In this recent decision, Mr Justice Teare granted summary judgment for Clarksons on the grounds that Nobu Su’s claims were time barred under the Limitation Act 1980. The judgment serves as a useful reminder of limitation periods in contract and tort and also when the cause of action arises for the purposes of time commencing to run under the Limitation Act.
In early July 2008, Mr Su and his companies agreed to a buy-back deal with Mr Haji-Ioannou and Lakatamia Shipping in which a forward freight agreement (FFA) position was sold on terms that it would be bought back by Mr Su and his companies at a higher price. The buy-back was to take place in August 2008 but the Su interests failed to buy back the FFA position. As a result of movements in the shipping market Lakatamia suffered considerable losses when it closed the position. Lakatamia consequently brought proceedings against Mr Su (the Lakatamia proceedings) and obtained a freezing order against him in the process.
In July 2012, during the course of a Court of Appeal hearing in respect of the freezing order, Longmore LJ stated that there was a good arguable case that Mr Su was personally liable for breach of the FFA deal.
The trial in the Lakatamia proceedings was heard in October 2014 before Cooke J and in November 2014 judgment was given holding Mr Su personally liable for some US$36 million (Lakatamia Shipping Co Ltd and Others -v- Nobu Su and Others  EWHC 3611 (Comm)).
In November 2015 Mr Su commenced proceedings against Clarksons Platou Futures Limited (Clarksons) and Mr Karakoulakis who brokered the FFA deal (the defendants). He argued that the defendants ought not to have bound him personally to the deal and claimed damages in respect of his liability to Lakatamia.
The defendants sought summary judgment on the basis that the claim was time barred.
Mr Su claimed for damages under two separate causes of action:
- In breach of its warranty of authority Clarksons acting by Mr Karakoulakis committed Mr Su to personal liability in respect of the FFA agreement such that the burden of the judgment fell on him.
- The defendants negligently failed to ensure that the FFA agreement would be made by companies in Mr Su’s control and not with him personally.
The defendants argued that the claims were time barred under sections 2 and 5 of the Limitation Act 1980, which provide that the time limit for bringing a claim (in tort and contract respectively) is six years from the date on which the cause of action accrued.

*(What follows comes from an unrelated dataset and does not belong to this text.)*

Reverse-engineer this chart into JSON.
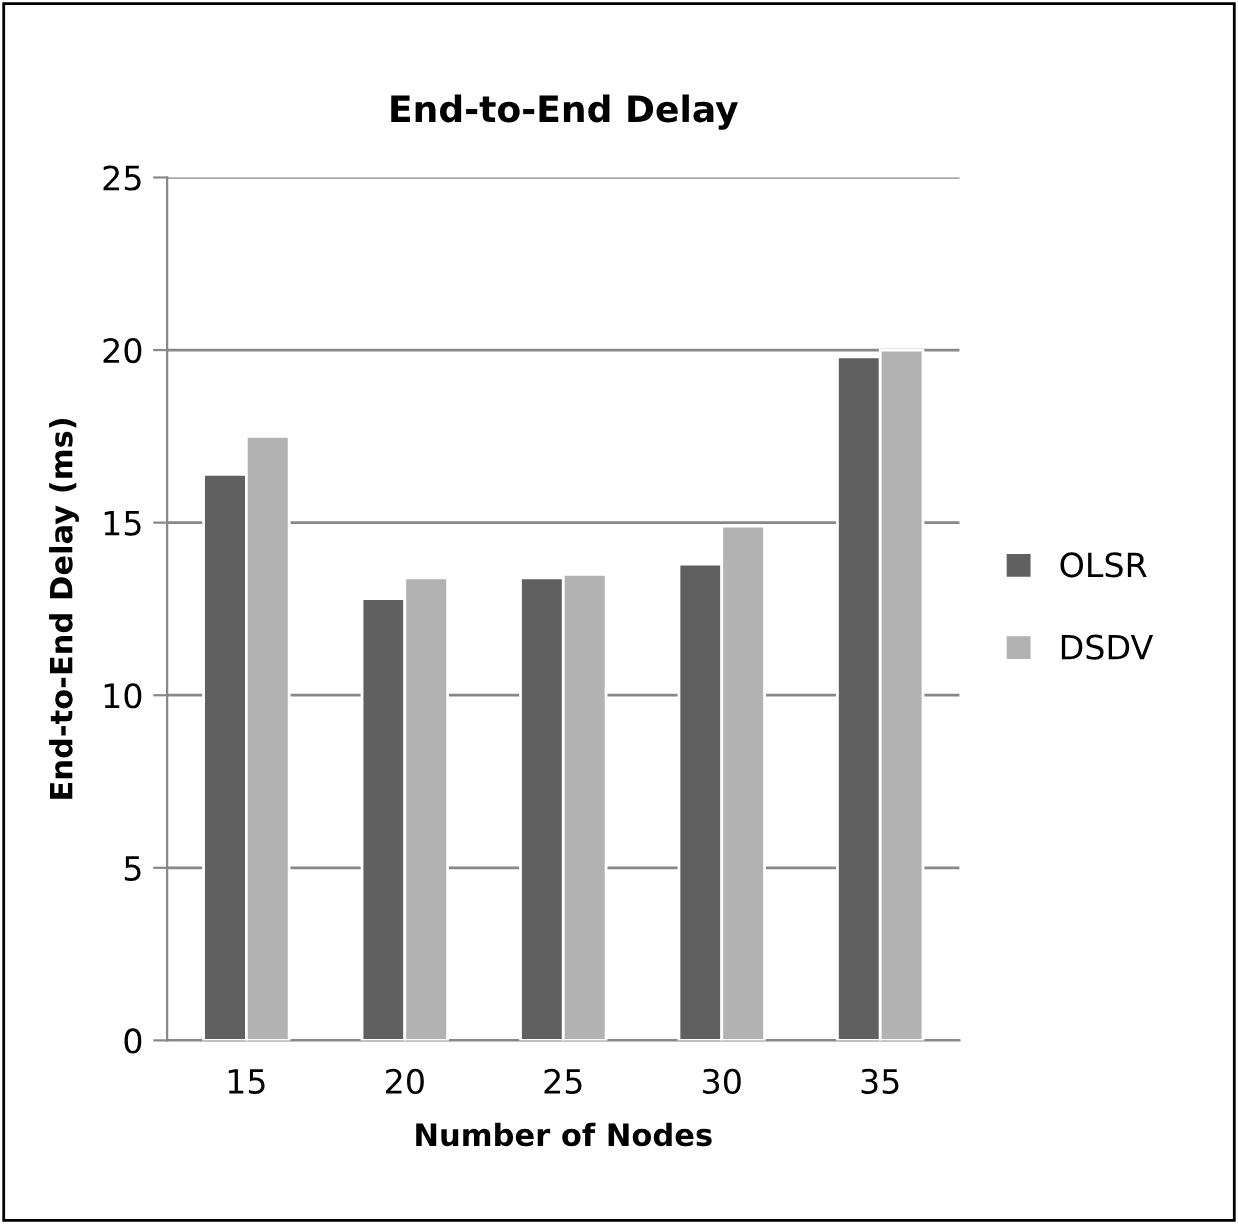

Claim for breach of warranty of authority
Mr Su argued that the cause of action accrued on the date when judgment in the Lakatamia proceedings was given by Cooke J in 2014. The Court disagreed. An action for damages for breach of contract requires a valid contract and a breach of that contract, and the cause of action arises on the date of breach. Teare J held that in this case the alleged breach took place on 7 July 2008 when Mr Su entered into the FFA deal. The fact that there was a dispute as to whether Mr Su was bound personally to the FFA deal and that the dispute was not resolved until November 2014 is irrelevant when deciding when the cause of action for breach of contract accrued.
Claim in negligence
In respect of the negligence action, the debate between the parties centred upon when damage was suffered. Mr Su submitted that this was a case of ‘right transaction, wrong party’. In such circumstances he did not know to what he had committed and he only knew when judgment was given against him and it is then that damage was suffered. On Mr Su’s case, in the period leading up to the judgment he only had a contingent liability upon a determination that he was a contracting party.

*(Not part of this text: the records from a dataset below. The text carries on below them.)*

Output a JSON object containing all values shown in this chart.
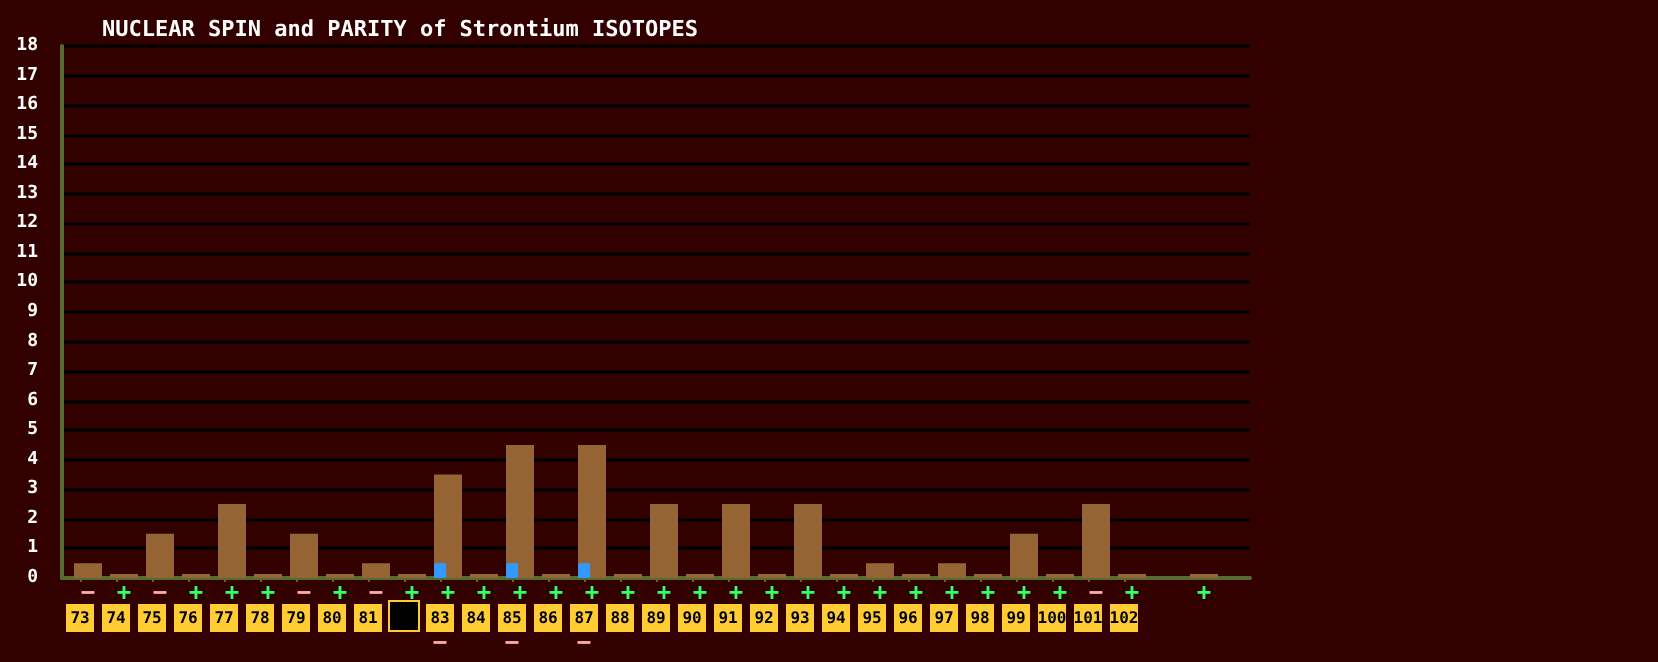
{
  "chart_data": {
    "type": "bar",
    "title": "NUCLEAR SPIN and PARITY of Strontium ISOTOPES",
    "x": [
      73,
      74,
      75,
      76,
      77,
      78,
      79,
      80,
      81,
      82,
      83,
      84,
      85,
      86,
      87,
      88,
      89,
      90,
      91,
      92,
      93,
      94,
      95,
      96,
      97,
      98,
      99,
      100,
      101,
      102,
      103,
      104
    ],
    "series": [
      {
        "color": "#956536",
        "values": [
          0.5,
          0,
          1.5,
          0,
          2.5,
          0,
          1.5,
          0,
          0.5,
          0,
          3.5,
          0,
          4.5,
          0,
          4.5,
          0,
          2.5,
          0,
          2.5,
          0,
          2.5,
          0,
          0.5,
          0,
          0.5,
          0,
          1.5,
          0,
          2.5,
          0,
          null,
          0
        ],
        "value_labels": [
          "−",
          "+",
          "−",
          "+",
          "+",
          "+",
          "−",
          "+",
          "−",
          "+",
          "+",
          "+",
          "+",
          "+",
          "+",
          "+",
          "+",
          "+",
          "+",
          "+",
          "+",
          "+",
          "+",
          "+",
          "+",
          "+",
          "+",
          "+",
          "−",
          "+",
          null,
          "+"
        ]
      },
      {
        "color": "#3399ff",
        "values": [
          null,
          null,
          null,
          null,
          null,
          null,
          null,
          null,
          null,
          null,
          0.5,
          null,
          0.5,
          null,
          0.5,
          null,
          null,
          null,
          null,
          null,
          null,
          null,
          null,
          null,
          null,
          null,
          null,
          null,
          null,
          null,
          null,
          null
        ],
        "value_labels": [
          null,
          null,
          null,
          null,
          null,
          null,
          null,
          null,
          null,
          null,
          "−",
          null,
          "−",
          null,
          "−",
          null,
          null,
          null,
          null,
          null,
          null,
          null,
          null,
          null,
          null,
          null,
          null,
          null,
          null,
          null,
          null,
          null
        ]
      }
    ],
    "xlim": [
      72.5,
      105.5
    ],
    "xticks": [
      73,
      74,
      75,
      76,
      77,
      78,
      79,
      80,
      81,
      {
        "value": 82,
        "label": null
      },
      83,
      84,
      85,
      86,
      87,
      88,
      89,
      90,
      91,
      92,
      93,
      94,
      95,
      96,
      97,
      98,
      99,
      100,
      101,
      102
    ],
    "ylim": [
      0,
      18
    ],
    "yticks": [
      0,
      1,
      2,
      3,
      4,
      5,
      6,
      7,
      8,
      9,
      10,
      11,
      12,
      13,
      14,
      15,
      16,
      17,
      18
    ],
    "grid": "y"
  }
}
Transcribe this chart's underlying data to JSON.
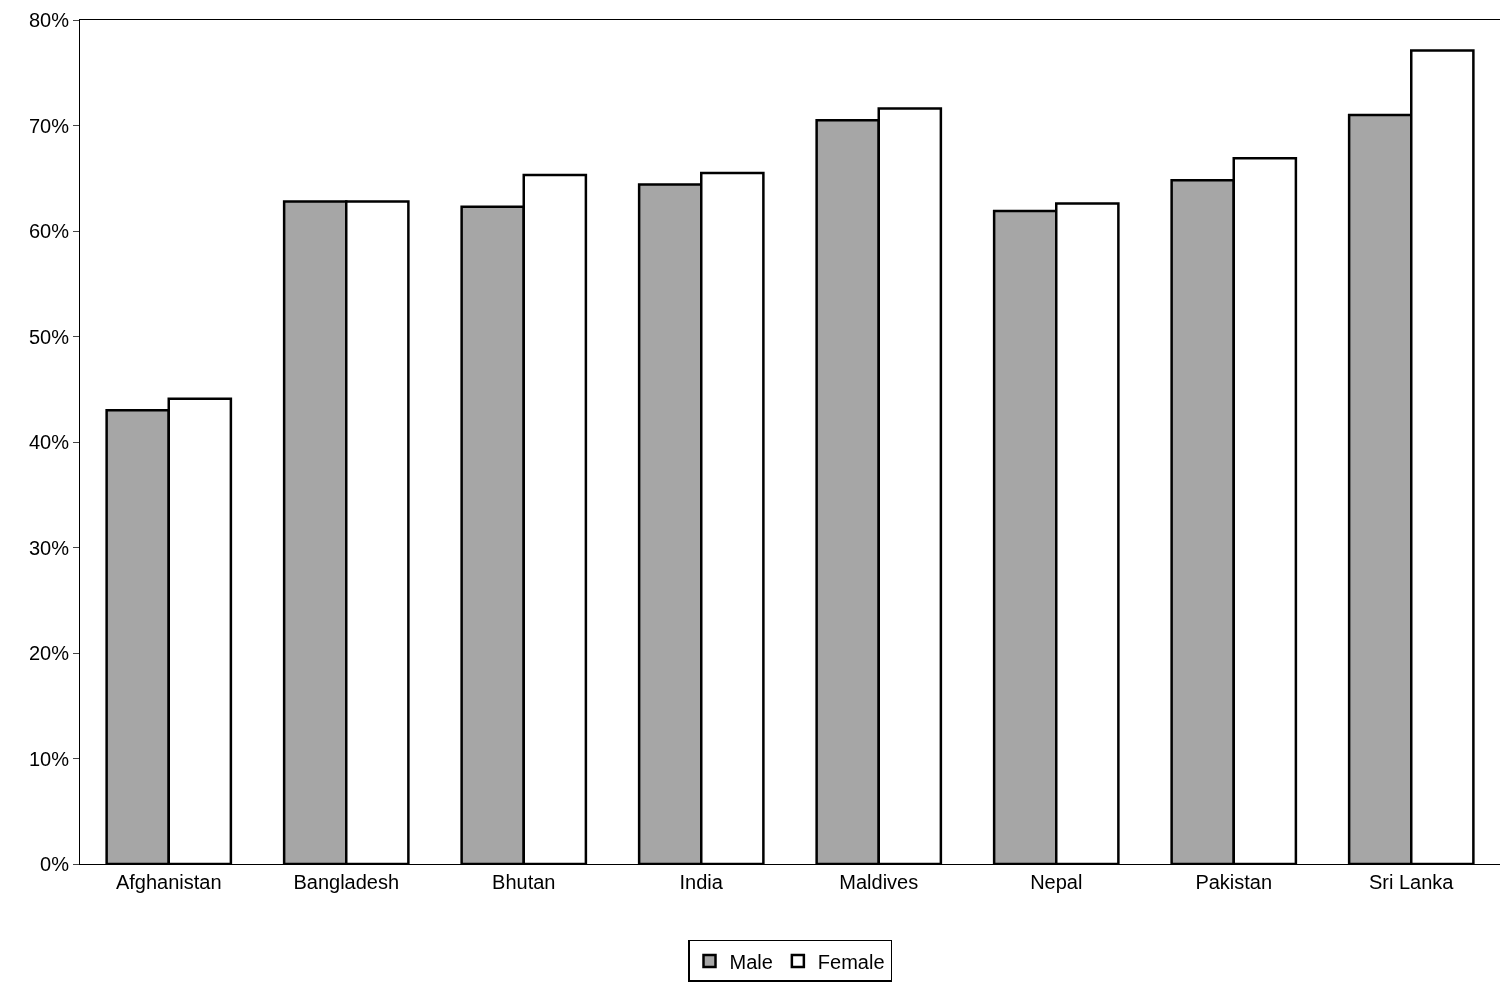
{
  "chart_data": {
    "type": "bar",
    "categories": [
      "Afghanistan",
      "Bangladesh",
      "Bhutan",
      "India",
      "Maldives",
      "Nepal",
      "Pakistan",
      "Sri Lanka"
    ],
    "series": [
      {
        "name": "Male",
        "color": "#a6a6a6",
        "values": [
          43.0,
          62.8,
          62.3,
          64.4,
          70.5,
          61.9,
          64.8,
          71.0
        ]
      },
      {
        "name": "Female",
        "color": "#ffffff",
        "values": [
          44.1,
          62.8,
          65.3,
          65.5,
          71.6,
          62.6,
          66.9,
          77.1
        ]
      }
    ],
    "ylim": [
      0,
      80
    ],
    "yticks": [
      {
        "value": 0,
        "label": "0%"
      },
      {
        "value": 10,
        "label": "10%"
      },
      {
        "value": 20,
        "label": "20%"
      },
      {
        "value": 30,
        "label": "30%"
      },
      {
        "value": 40,
        "label": "40%"
      },
      {
        "value": 50,
        "label": "50%"
      },
      {
        "value": 60,
        "label": "60%"
      },
      {
        "value": 70,
        "label": "70%"
      },
      {
        "value": 80,
        "label": "80%"
      }
    ],
    "grid": false,
    "legend": "bottom"
  }
}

The Court again disagreed. Teare J held that the distinction of ‘right transaction, wrong party’ was immaterial in these circumstances. The liability was not contingent upon any future event - though the quantification of damage might have been due to the date of closing the position on the FFA – and was certainly not contingent upon a judgment holding that he was personally liable on the FFA deal. The liability was, as submitted by the defendants, suffered on 7 July 2008 when the FFA deal was entered into.
Section 14A Limitation Act 1980
Section 14A stipulates that, in any action for damages for negligence (other than one to which section 11 of the Limitation Act 1980 applies), where a claimant acquires the knowledge required for bringing an action for damages after s/he has acquired the right to bring such an action, the claimant must bring his/her action within three years of the date on which s/he acquires the relevant knowledge.
Mr Su argued that the facts relevant to the cause of action were not known to him at the date of accrual in July 2008 but upon the knowledge that he was a party to the FFA deal, i.e. in November 2014 when judgment in the Lakatamia proceedings was handed down.
Teare J again disagreed. He held that Mr Su was aware in July 2012 that not only a Commercial Court judge but also the Court of Appeal considered that there was a good arguable case that he was personally liable for breach of the FFA deal. This would lead a reasonable person to consider it sufficiently serious to justify instituting proceedings or, at the very least, investigate further. The correct approach would have been to initiate a Part 20 claim in the original proceedings.
The judge therefore allowed the defendants’ application for summary judgment.
The judgment serves as a useful reminder of limitation periods in contract and tort and also when the cause of action arises for the purposes of time commencing to run under the Limitation Act.